Everything changed in a hurry about ten years ago, when Cassidy said players and teams became fixated on the statistics and started using it to their advantage and to improve their curling game.
“As we raise the bar and organize the information better, the media gets the information out there and the players pay attention,” he said.
For his tireless stat-tracking, Cassidy will be inducted this week into the Canadian Curling Hall of Fame for developing the game’s first statistical scoring program.
“It means the ultimate acceptance of a job well done,” Cassidy said at this year’s Brier. “I’ve doing this for about 30 years and I now understand the work I’ve done is very appreciated.”
Cassidy also won the Curling Canada Award of Achievement in 1992, and was appointed to the Governor General’s Curling Club in 1996.

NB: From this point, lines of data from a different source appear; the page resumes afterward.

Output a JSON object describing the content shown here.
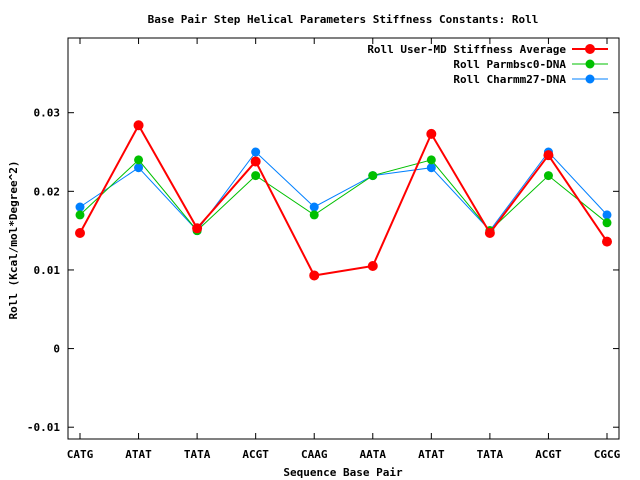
{
  "chart_data": {
    "type": "line",
    "title": "Base Pair Step Helical Parameters Stiffness Constants: Roll",
    "xlabel": "Sequence Base Pair",
    "ylabel": "Roll (Kcal/mol*Degree^2)",
    "categories": [
      "CATG",
      "ATAT",
      "TATA",
      "ACGT",
      "CAAG",
      "AATA",
      "ATAT",
      "TATA",
      "ACGT",
      "CGCG"
    ],
    "ylim": [
      -0.0115,
      0.0395
    ],
    "yticks": [
      -0.01,
      0,
      0.01,
      0.02,
      0.03
    ],
    "ytick_labels": [
      "-0.01",
      "0",
      "0.01",
      "0.02",
      "0.03"
    ],
    "grid": false,
    "legend_position": "top-right",
    "series": [
      {
        "name": "Roll User-MD Stiffness Average",
        "color": "#ff0000",
        "values": [
          0.0147,
          0.0284,
          0.0153,
          0.0238,
          0.0093,
          0.0105,
          0.0273,
          0.0147,
          0.0246,
          0.0136
        ]
      },
      {
        "name": "Roll Parmbsc0-DNA",
        "color": "#00c000",
        "values": [
          0.017,
          0.024,
          0.015,
          0.022,
          0.017,
          0.022,
          0.024,
          0.015,
          0.022,
          0.016
        ]
      },
      {
        "name": "Roll Charmm27-DNA",
        "color": "#0080ff",
        "values": [
          0.018,
          0.023,
          0.015,
          0.025,
          0.018,
          0.022,
          0.023,
          0.015,
          0.025,
          0.017
        ]
      }
    ]
  }
}
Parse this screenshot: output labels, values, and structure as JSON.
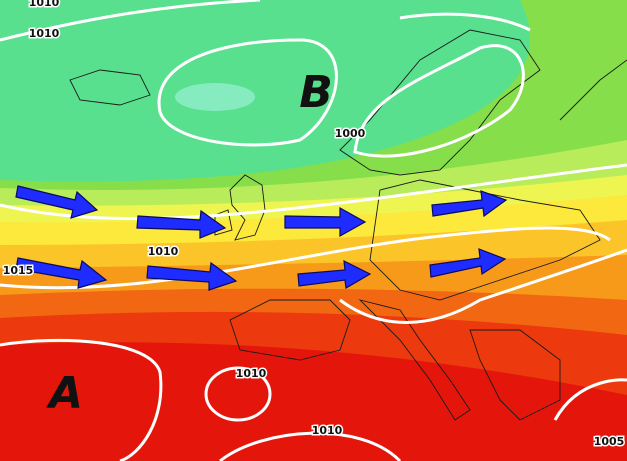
{
  "pressure_centers": [
    {
      "label": "B"
    },
    {
      "label": "A"
    }
  ],
  "isobar_labels": [
    "1010",
    "1010",
    "1000",
    "1010",
    "1015",
    "1010",
    "1010",
    "1005"
  ]
}
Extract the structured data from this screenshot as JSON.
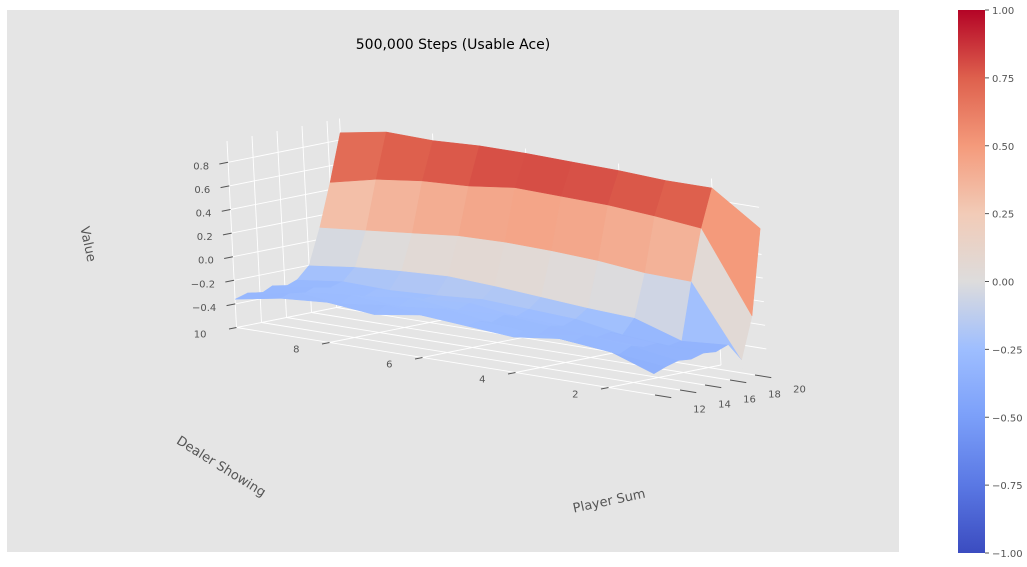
{
  "chart_data": {
    "type": "surface3d",
    "title": "500,000 Steps (Usable Ace)",
    "xlabel": "Player Sum",
    "ylabel": "Dealer Showing",
    "zlabel": "Value",
    "x_ticks": [
      "12",
      "14",
      "16",
      "18",
      "20"
    ],
    "y_ticks": [
      "2",
      "4",
      "6",
      "8",
      "10"
    ],
    "z_ticks": [
      "−0.4",
      "−0.2",
      "0.0",
      "0.2",
      "0.4",
      "0.6",
      "0.8"
    ],
    "x": [
      12,
      13,
      14,
      15,
      16,
      17,
      18,
      19,
      20,
      21
    ],
    "y": [
      1,
      2,
      3,
      4,
      5,
      6,
      7,
      8,
      9,
      10
    ],
    "zlim": [
      -0.6,
      0.98
    ],
    "z": [
      [
        -0.42,
        -0.38,
        -0.35,
        -0.36,
        -0.33,
        -0.34,
        -0.3,
        -0.45,
        -0.1,
        0.62
      ],
      [
        -0.28,
        -0.34,
        -0.29,
        -0.32,
        -0.31,
        -0.35,
        -0.33,
        0.15,
        0.58,
        0.9
      ],
      [
        -0.25,
        -0.3,
        -0.26,
        -0.3,
        -0.28,
        -0.32,
        -0.2,
        0.16,
        0.62,
        0.9
      ],
      [
        -0.3,
        -0.26,
        -0.32,
        -0.27,
        -0.29,
        -0.25,
        -0.18,
        0.2,
        0.65,
        0.92
      ],
      [
        -0.27,
        -0.25,
        -0.28,
        -0.24,
        -0.27,
        -0.23,
        -0.15,
        0.22,
        0.66,
        0.93
      ],
      [
        -0.24,
        -0.28,
        -0.23,
        -0.26,
        -0.22,
        -0.21,
        -0.12,
        0.23,
        0.67,
        0.94
      ],
      [
        -0.3,
        -0.24,
        -0.27,
        -0.22,
        -0.25,
        -0.24,
        -0.1,
        0.22,
        0.62,
        0.94
      ],
      [
        -0.26,
        -0.29,
        -0.24,
        -0.27,
        -0.23,
        -0.26,
        -0.12,
        0.18,
        0.6,
        0.92
      ],
      [
        -0.29,
        -0.25,
        -0.28,
        -0.24,
        -0.28,
        -0.25,
        -0.15,
        0.14,
        0.55,
        0.93
      ],
      [
        -0.36,
        -0.33,
        -0.36,
        -0.31,
        -0.34,
        -0.3,
        -0.2,
        0.1,
        0.46,
        0.86
      ]
    ]
  },
  "colorbar": {
    "ticks": [
      "1.00",
      "0.75",
      "0.50",
      "0.25",
      "0.00",
      "−0.25",
      "−0.50",
      "−0.75",
      "−1.00"
    ],
    "min": -1.0,
    "max": 1.0,
    "colormap": "coolwarm",
    "low_color": "#3b4cc0",
    "mid_color": "#dddddd",
    "high_color": "#b40426"
  },
  "colors": {
    "pane": "#e5e5e5",
    "grid": "#ffffff",
    "text": "#555555"
  }
}
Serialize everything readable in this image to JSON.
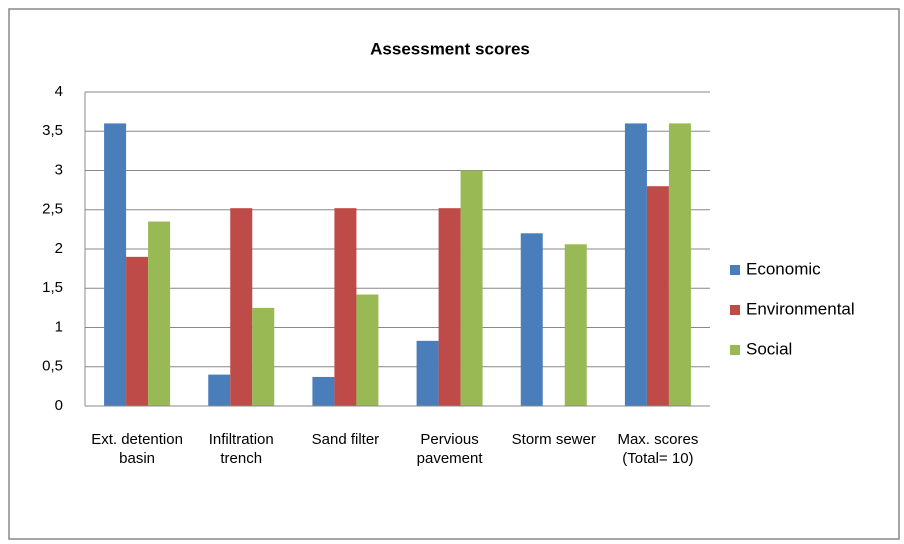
{
  "chart_data": {
    "type": "bar",
    "title": "Assessment scores",
    "categories": [
      "Ext. detention basin",
      "Infiltration trench",
      "Sand filter",
      "Pervious pavement",
      "Storm sewer",
      "Max. scores (Total= 10)"
    ],
    "series": [
      {
        "name": "Economic",
        "color": "#4a7ebb",
        "values": [
          3.6,
          0.4,
          0.37,
          0.83,
          2.2,
          3.6
        ]
      },
      {
        "name": "Environmental",
        "color": "#be4b48",
        "values": [
          1.9,
          2.52,
          2.52,
          2.52,
          0,
          2.8
        ]
      },
      {
        "name": "Social",
        "color": "#98b954",
        "values": [
          2.35,
          1.25,
          1.42,
          3.0,
          2.06,
          3.6
        ]
      }
    ],
    "ylim": [
      0,
      4
    ],
    "yticks": [
      0,
      {
        "value": 0.5,
        "label": "0,5"
      },
      1,
      {
        "value": 1.5,
        "label": "1,5"
      },
      2,
      {
        "value": 2.5,
        "label": "2,5"
      },
      3,
      {
        "value": 3.5,
        "label": "3,5"
      },
      4
    ],
    "grid": true,
    "legend": "right"
  }
}
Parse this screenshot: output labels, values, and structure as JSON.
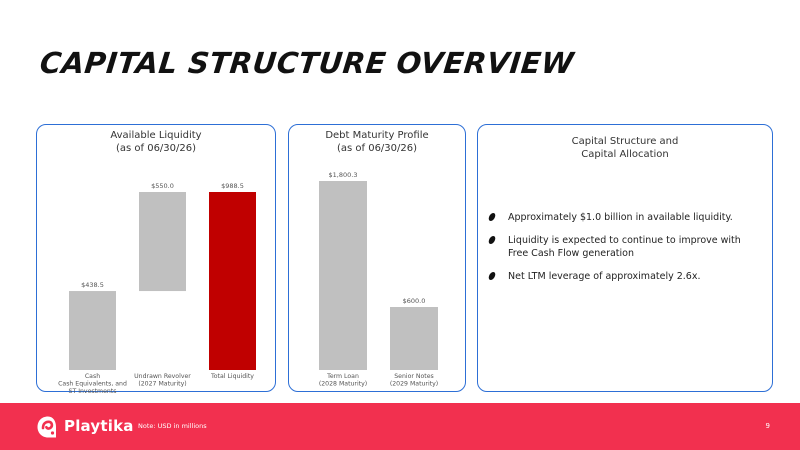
{
  "title": "CAPITAL STRUCTURE OVERVIEW",
  "chart_data": [
    {
      "type": "waterfall",
      "title": [
        "Available Liquidity",
        "(as of 06/30/26)"
      ],
      "categories": [
        [
          "Cash",
          "Cash Equivalents, and",
          "ST Investments"
        ],
        [
          "Undrawn Revolver",
          "(2027 Maturity)"
        ],
        [
          "Total Liquidity"
        ]
      ],
      "values": [
        438.5,
        550.0,
        988.5
      ],
      "value_labels": [
        "$438.5",
        "$550.0",
        "$988.5"
      ],
      "bar_roles": [
        "start",
        "increment",
        "total"
      ],
      "colors": [
        "#c0c0c0",
        "#c0c0c0",
        "#c00000"
      ],
      "ylim": [
        0,
        988.5
      ]
    },
    {
      "type": "bar",
      "title": [
        "Debt Maturity Profile",
        "(as of 06/30/26)"
      ],
      "categories": [
        [
          "Term Loan",
          "(2028 Maturity)"
        ],
        [
          "Senior Notes",
          "(2029 Maturity)"
        ]
      ],
      "values": [
        1800.3,
        600.0
      ],
      "value_labels": [
        "$1,800.3",
        "$600.0"
      ],
      "colors": [
        "#c0c0c0",
        "#c0c0c0"
      ],
      "ylim": [
        0,
        1800.3
      ]
    }
  ],
  "structure": {
    "title": [
      "Capital Structure and",
      "Capital Allocation"
    ],
    "bullets": [
      "Approximately $1.0 billion in available liquidity.",
      "Liquidity is expected to continue to improve with Free Cash Flow generation",
      "Net LTM leverage of approximately 2.6x."
    ]
  },
  "footer": {
    "brand": "Playtika",
    "note": "Note:  USD in millions",
    "page": "9",
    "color": "#f2304f"
  }
}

The proof is in the numbers
If there’s one man who knows the statistical formula for winning a curling game, it’s Cassidy. He’s the results manager at the 2017 Brier in St. John’s, making it his 81st curling event he has tracked the numbers for.
That number includes 21 Briers, 19 Scotties, 20 juniors, world and mixed events, as well as being the results curling manager at the 2010 Vancouver Olympics.
“I think it helps to tell the world statistics are important and it is useful and if you do the job well you will be rewarded,” he said.
And Cassidy said about 90 per cent of the time the teams who are rewarded in a curling game are the teams that have a combined better percentage over their opponent.
“Equally or more important is the percentage of the team. If I can outshoot my opponent at each position I’m probably going to win the game.”
That’s probably not overly surprising, Cassidy said. But he follows that up by saying there’s an odd miracle shot in a curling game here and there and can skew the stats.
“Sometimes a Hail Mary shot will pull the game out from a lower percentage.”
The biggest change for Cassidy over all these years for is the technology in tracking all the numbers. He said the early days were a paper-shuffling nightmare.
“We repaired a lot of photocopiers,” he said. “I’m delighted that we are now past that and we can email our results.”
But for all the technological advancements, Cassidy and the scoring team still write down all the numbers, pen on paper, should the computer ever let them down.